Os produtores parceiros, pequenos plantadores de cacau na Bahia, recebem pagamento mais de 70% maior do que a média do mercado. O chocolate é então feito em uma fábrica da Dengo em São Paulo.
Além de Sartoreli, que passou 12 anos na Natura, a Dengo foi co-fundada por Guilherme Leal, sócio-fundador da gigante de cosméticos — o que lhe rendeu alcunhas como a “startup de chocolates” de Guilherme Leal. O nome bem brasileiro reflete parte da origem da empresa, que teve a semente plantada quando Leal comprou uma propriedade no sul da Bahia e passou a conhecer melhor a região.
Na contramão de concorrentes durante a Páscoa, a Dengo não vendeu em serviços de marketplace de grandes varejistas online ou fez parcerias para vender em pontos físicos que ainda estão abertos — como supermercados e farmácias. Para Sartoreli, o formato ainda impossibilita a empresa de ter um maior contato com o cliente.
“Sem a experiência, sem o cliente entender mais sobre o produto, se você me colocar ao lado de um chocolate de 2 reais, vai parecer que somos uns grandes oportunistas”, brinca. “Também tira a questão do presenteável, de você ver aquilo como especial, que é muito importante no nosso modelo de negócio.”

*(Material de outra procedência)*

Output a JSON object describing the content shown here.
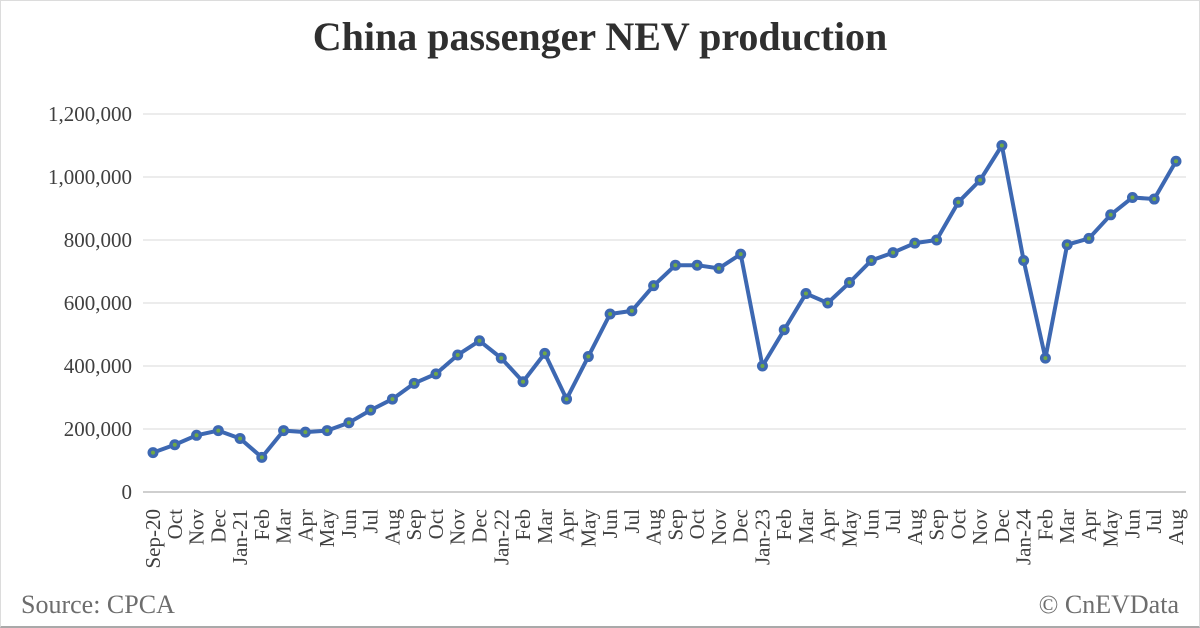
{
  "title": "China passenger NEV production",
  "footer": {
    "source": "Source: CPCA",
    "credit": "© CnEVData"
  },
  "colors": {
    "line": "#3D68B2",
    "marker": "#3D68B2",
    "marker_center": "#70A946",
    "gridline": "#D9D9D9",
    "axis_line": "#BFBFBF",
    "title_text": "#2F2F2F",
    "tick_text": "#404040",
    "footer_text": "#6D6D6D",
    "background": "#FFFFFF"
  },
  "chart_data": {
    "type": "line",
    "title": "China passenger NEV production",
    "xlabel": "",
    "ylabel": "",
    "ylim": [
      0,
      1200000
    ],
    "ytick_interval": 200000,
    "ytick_labels": [
      "0",
      "200,000",
      "400,000",
      "600,000",
      "800,000",
      "1,000,000",
      "1,200,000"
    ],
    "grid": true,
    "legend": false,
    "categories": [
      "Sep-20",
      "Oct",
      "Nov",
      "Dec",
      "Jan-21",
      "Feb",
      "Mar",
      "Apr",
      "May",
      "Jun",
      "Jul",
      "Aug",
      "Sep",
      "Oct",
      "Nov",
      "Dec",
      "Jan-22",
      "Feb",
      "Mar",
      "Apr",
      "May",
      "Jun",
      "Jul",
      "Aug",
      "Sep",
      "Oct",
      "Nov",
      "Dec",
      "Jan-23",
      "Feb",
      "Mar",
      "Apr",
      "May",
      "Jun",
      "Jul",
      "Aug",
      "Sep",
      "Oct",
      "Nov",
      "Dec",
      "Jan-24",
      "Feb",
      "Mar",
      "Apr",
      "May",
      "Jun",
      "Jul",
      "Aug"
    ],
    "values": [
      125000,
      150000,
      180000,
      195000,
      170000,
      110000,
      195000,
      190000,
      195000,
      220000,
      260000,
      295000,
      345000,
      375000,
      435000,
      480000,
      425000,
      350000,
      440000,
      295000,
      430000,
      565000,
      575000,
      655000,
      720000,
      720000,
      710000,
      755000,
      400000,
      515000,
      630000,
      600000,
      665000,
      735000,
      760000,
      790000,
      800000,
      920000,
      990000,
      1100000,
      735000,
      425000,
      785000,
      805000,
      880000,
      935000,
      930000,
      1050000
    ]
  }
}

A empresa tem desde pequenas barrinhas a 10 reais a ovos de chocolate por mais de 100 reais, com preço médio do quilo de chocolate na casa dos 200 reais. O objetivo é competir com fabricantes estrangeiras e nacionais posicionadas no segmento de chocolate premium, como Lindt, Kopenhagen e Cacau Show. “Não somos mais caros do que essas outras empresas posicionadas nessa categoria”, diz Sartoreli. “Nosso preço não é maior ou menor por pagar bem nossos produtores. O custo sai da nossa própria economia, de um modelo enxuto e de startup, da melhoria da nossa eficiência.”
Legado da Páscoa
O setor de chocolates foi particularmente afetado com o isolamento social começando dias antes da Páscoa — segundo a empresa de análise de crédito Boa Vista, as vendas caíram 33%. Mas houve ao menos um ponto positivo em viver a Páscoa no meio do coronavírus: como, durante o período, chocolate entrou na categoria de compras “essenciais” para os consumidores, muitos acabaram testando e se adaptando às compras de chocolate online pela primeira vez. Agora, com o comércio ainda sem perspectiva de reabrir, essas compras serão essenciais.
Na Dengo, Sartoreli diz que as vendas online seguem com alta de dois ou três dígitos mesmo passada a Páscoa. “Há esse movimento de muitos clientes nossos, até mais velhos, que estão aprendendo a usar as vendas online”, diz. “É um crescimento exponencial. Mas somos realistas de que é um crescimento perto de uma base que era muito pequena no e-commerce.”
As vendas na Páscoa foram tão acima da média anterior que a Dengo tomou uma decisão “histórica”: precisou imprimir, em vez de escrever à mão como de praxe, os bilhetinhos personalizados que anexava junto aos pedidos feitos online — a mensagem é escolhida pelo comprador. “Foi quase um comitê de gestão de crise”, brinca Sartoreli.
O projeto de venda por streaming ainda é um piloto, que, a princípio, ficará no ar entre um e três meses. A depender da resposta dos clientes, pode continuar depois da reabertura das lojas ou ser expandido para lojas de outras cidades. Sartoreli concorda que os shoppings precisam estar fechados para a segurança de todos, mas que é difícil competir, mesmo no streaming online, com o cheiro de chocolate ao ingressar em uma unidade da Dengo. “Não é 8 ou 80 como algumas pessoas vêm dizendo. O varejo físico ainda seguirá sendo muito importante para os chocolates, é uma experiência pouco substituível”, diz.